These have been a couple of long days, long weeks, long months. The much-awaited weekend’s coming. The plan is to snuggle into that nice cosy couch and lie there all day as the warmth of home wraps you in and lulls you to sleep.
But you know what they say. Life is a jerk.
And before you know it, Life has busted it all – even that little plan to sleep all day. You’re on fast-sinking ground, shrouded in darkness. Lying amidst broken fragments of something fragile yet wild, threatening to drown you. It’s a while before you reach calm and make out shapes in the black. And when you do, you gasp – it’s you. It’s all you, shattered to pieces. You’re in the graveyard of your own life, and they weigh you further down to darker hollows.
Is this a joke? Retribution? What for? You sit on your knees and cry. It’s not like you were actually going to sleep all day. This so-called Life is stupid, okay? The ground seems to appear steady now. Maybe it was punishment for some wrongdoing, either way it’s over now, you think. Everything’s going to go back to normal.
So if it’s all over, why does it hurt so bad? It’s shearing you apart, so why aren’t you dead yet?
Then the pain sets in. It’s too real to ignore now. Somebody, make it stop!
You grope around in the dark for an opening, a door, an escape- it should be there. Every feel of a shard opens up a new gash on your skin. Like an idiot, you hug at the infinite walls that surround you and yell for help. Scoop out handfuls of damp earth from the ground in a desperate attempt to escape. All the while crying like the little lost child you are. You tell yourself hopelessly that a time-turner is going appear any moment now, and you’ll be back in your living room again. Everything’s going to go back to normal.

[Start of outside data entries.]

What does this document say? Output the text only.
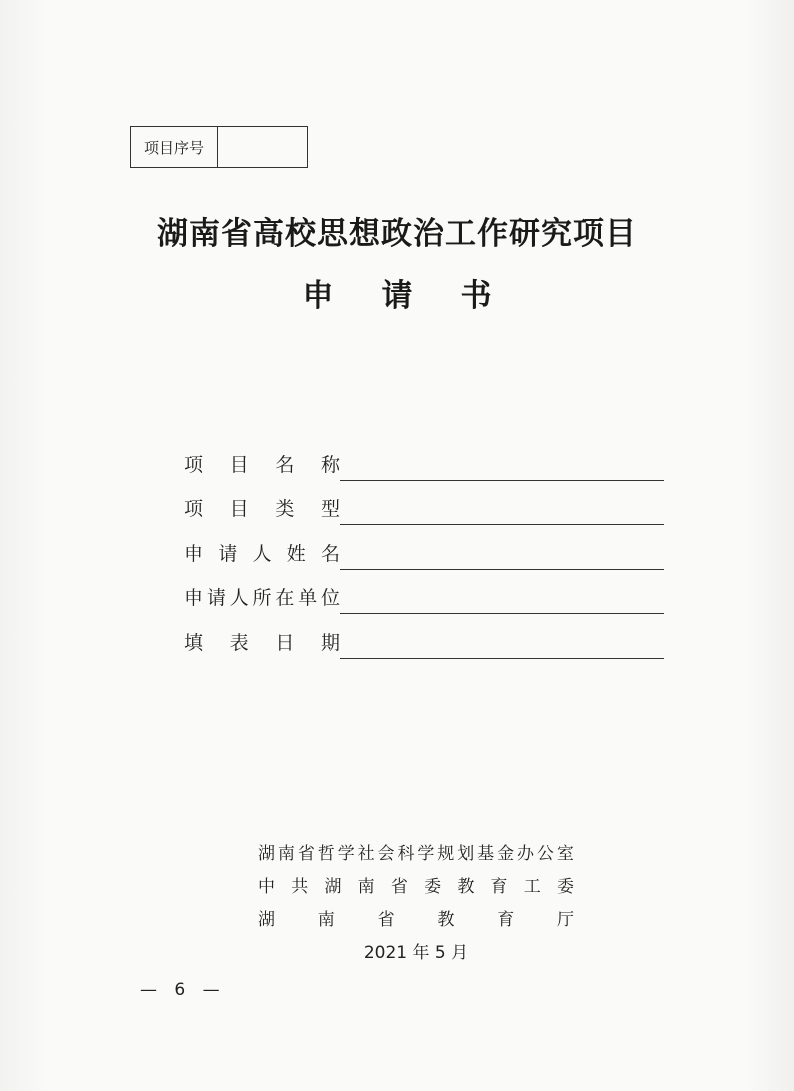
项目序号
湖南省高校思想政治工作研究项目
申请书
项 目 名 称
项 目 类 型
申 请 人 姓 名
申 请 人 所 在 单 位
填 表 日 期
湖 南 省 哲 学 社 会 科 学 规 划 基 金 办 公 室
中 共 湖 南 省 委 教 育 工 委
湖	南	省	教	育	厅
2021 年 5 月
— 6 —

But nothing happens, your calls for help are the only company you got. With that knowledge, you collapse onto the floor. You lie there for a while with your eyes still wet, thinking about the warm couch in your living room. It’s all gone. The dark, damp and debris are all that remain. You look around- Denial isn’t going to help, this will be your new ‘home’ now.
As if on cue, the cold ground kisses you, and somehow it doesn’t scare anymore. You acquiesce to what is perhaps the only show of affection the place has to offer. You slowly stop crying. You learn to see in the dark. The broken everything doesn’t cut you anymore, and the persistent prickling pain grows to be a part of you. It’s tricky, but you’ll learn when it’s your turn. *
Though your head blasts with a hundred, nay, a million questions, all the likes of “Why me?” you learn to embrace it. Life goes on. People pass you by from another world, smiling. “Everyone has battles”, probably answering that question in your head. Of course everyone does, you smile weakly. The ground kisses you again.

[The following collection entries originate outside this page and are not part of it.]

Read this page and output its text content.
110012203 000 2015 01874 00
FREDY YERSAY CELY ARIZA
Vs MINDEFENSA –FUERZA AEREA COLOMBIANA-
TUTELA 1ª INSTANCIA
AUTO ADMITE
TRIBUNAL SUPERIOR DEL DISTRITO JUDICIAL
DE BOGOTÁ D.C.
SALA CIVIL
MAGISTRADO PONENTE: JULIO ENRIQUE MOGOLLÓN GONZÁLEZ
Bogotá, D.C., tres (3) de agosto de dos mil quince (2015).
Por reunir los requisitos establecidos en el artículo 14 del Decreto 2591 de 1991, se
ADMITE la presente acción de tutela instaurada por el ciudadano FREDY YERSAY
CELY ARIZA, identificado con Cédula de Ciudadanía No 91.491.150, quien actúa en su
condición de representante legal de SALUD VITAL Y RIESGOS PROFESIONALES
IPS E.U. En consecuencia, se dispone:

The dark doesn’t make you feel lonely anymore, the damp is as warm as it’ll be now on, and debris that perhaps if pieced together can paint a fraction, if not the whole picture that you once hoped to create. You remember some quote about black and white keys in a piano. You just never thought they could get SO black.

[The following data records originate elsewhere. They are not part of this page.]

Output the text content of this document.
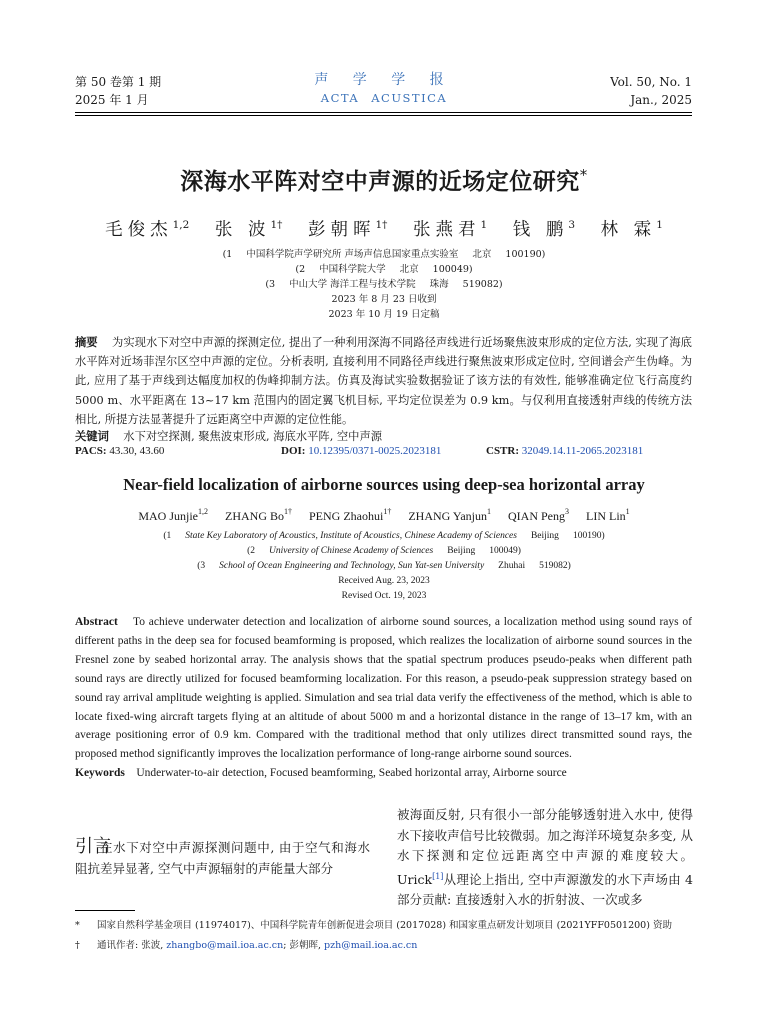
第 50 卷第 1 期
2025 年 1 月
声 学 学 报
ACTA ACUSTICA
Vol. 50, No. 1
Jan., 2025
深海水平阵对空中声源的近场定位研究*
毛俊杰$^{1,2}$ 张 波$^{1\dagger}$ 彭朝晖$^{1\dagger}$ 张燕君$^1$ 钱 鹏$^3$ 林 霖$^1$
(1 中国科学院声学研究所 声场声信息国家重点实验室 北京 100190)
(2 中国科学院大学 北京 100049)
(3 中山大学 海洋工程与技术学院 珠海 519082)
2023 年 8 月 23 日收到
2023 年 10 月 19 日定稿
摘要 为实现水下对空中声源的探测定位, 提出了一种利用深海不同路径声线进行近场聚焦波束形成的定位方法, 实现了海底水平阵对近场菲涅尔区空中声源的定位。分析表明, 直接利用不同路径声线进行聚焦波束形成定位时, 空间谱会产生伪峰。为此, 应用了基于声线到达幅度加权的伪峰抑制方法。仿真及海试实验数据验证了该方法的有效性, 能够准确定位飞行高度约 5000 m、水平距离在 13~17 km 范围内的固定翼飞机目标, 平均定位误差为 0.9 km。与仅利用直接透射声线的传统方法相比, 所提方法显著提升了远距离空中声源的定位性能。
关键词 水下对空探测, 聚焦波束形成, 海底水平阵, 空中声源
PACS: 43.30, 43.60	DOI: 10.12395/0371-0025.2023181	CSTR: 32049.14.11-2065.2023181
Near-field localization of airborne sources using deep-sea horizontal array
MAO Junjie$^{1,2}$ ZHANG $Bo^{1\dagger}$ PENG Zhaohui$^{1\dagger}$ ZHANG Yanjun$^1$ QIAN Peng$^3$ LIN Lin$^1$
(1 State Key Laboratory of Acoustics, Institute of Acoustics, Chinese Academy of Sciences Beijing 100190)
(2 University of Chinese Academy of Sciences Beijing 100049)
(3 School of Ocean Engineering and Technology, Sun Yat-sen University Zhuhai 519082)
Received Aug. 23, 2023
Revised Oct. 19, 2023
Abstract To achieve underwater detection and localization of airborne sound sources, a localization method using sound rays of different paths in the deep sea for focused beamforming is proposed, which realizes the localization of airborne sound sources in the Fresnel zone by seabed horizontal array. The analysis shows that the spatial spectrum produces pseudo-peaks when different path sound rays are directly utilized for focused beamforming localization. For this reason, a pseudo-peak suppression strategy based on sound ray arrival amplitude weighting is applied. Simulation and sea trial data verify the effectiveness of the method, which is able to locate fixed-wing aircraft targets flying at an altitude of about 5000 m and a horizontal distance in the range of 13–17 km, with an average positioning error of 0.9 km. Compared with the traditional method that only utilizes direct transmitted sound rays, the proposed method significantly improves the localization performance of long-range airborne sound sources.
Keywords Underwater-to-air detection, Focused beamforming, Seabed horizontal array, Airborne source
引言
在水下对空中声源探测问题中, 由于空气和海水阻抗差异显著, 空气中声源辐射的声能量大部分
被海面反射, 只有很小一部分能够透射进入水中, 使得水下接收声信号比较微弱。加之海洋环境复杂多变, 从水下探测和定位远距离空中声源的难度较大。Urick[1]从理论上指出, 空中声源激发的水下声场由 4 部分贡献: 直接透射入水的折射波、一次或多
*	国家自然科学基金项目 (11974017)、中国科学院青年创新促进会项目 (2017028) 和国家重点研发计划项目 (2021YFF0501200) 资助
†	通讯作者: 张波, zhangbo@mail.ioa.ac.cn; 彭朝晖, pzh@mail.ioa.ac.cn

But you know what they say, Life is a jealous ass. Jealous of comfort in agony even. And just like that, Life kicks you out into the (regular) world, once again blinding you.
Though this time, it’s the sun, isn’t it? It has to be. What else could be so warm and bright?
It takes a moment to take it all in. The world is back. THE WORLD IS BACK!
You smile at first. It’s a weird little feeling, smiling like that after such a long time. Then it becomes a beaming grin. In no time, you’re jumping to catch the brilliant rays. You roll on the warm earth and laugh like a crazy old man. You lie on the soft grass and kick your arms and legs about like an ecstatic toddler. And everyone’s staring, everyone’s watching and maybe they all think you’ve lost it – and you know it doesn’t matter.
Because they didn’t see it when you were broken to pieces and plunged into a hole in the ground. They didn’t hear you scream and plead at lifeless walls that only echoed your cries for help. They didn’t see you curl up on the wet floor and hug yourself for warmth. They don’t know about the sleepless nights you spent, begging Life to go back in time, to make everything okay.
It’s not the world that’s come back. It’s you.
Some stories need a prelude to make sense. And some still won’t.
You slowly walk into your apartment. Everything is same in the world, yet you know nothing is from now on. Maybe the same things won’t bring joy to you anymore. Maybe the same people won’t mean company anymore. You have changed, you have grown and that’s okay. That is life.
You find the couch in its peaceful corner still. Blissfully unaware that you’ve been on a tumultuous journey that’s now a part of your past, that you’re spent and exhausted but mostly just happy to be back home.
As much as you’d love to cry your heart out into it, and recount in excruciating detail how you had to crawl your way slowly back up – All that can wait. Right now is time for the much-awaited lullaby and sleep.
And Life is beautiful, right there.
* NOT A THREAT 😛
HAPPY NEW YEAR 🙂
Edit : Somebody told me this article sounded like rap-lyric when read in haste. It is in fact about a time in when I was depressed and low. And perhaps a lot of it sounds cliche (now that I read it after some time, I can look at it objectively), but every line was penned with emotion to my own days.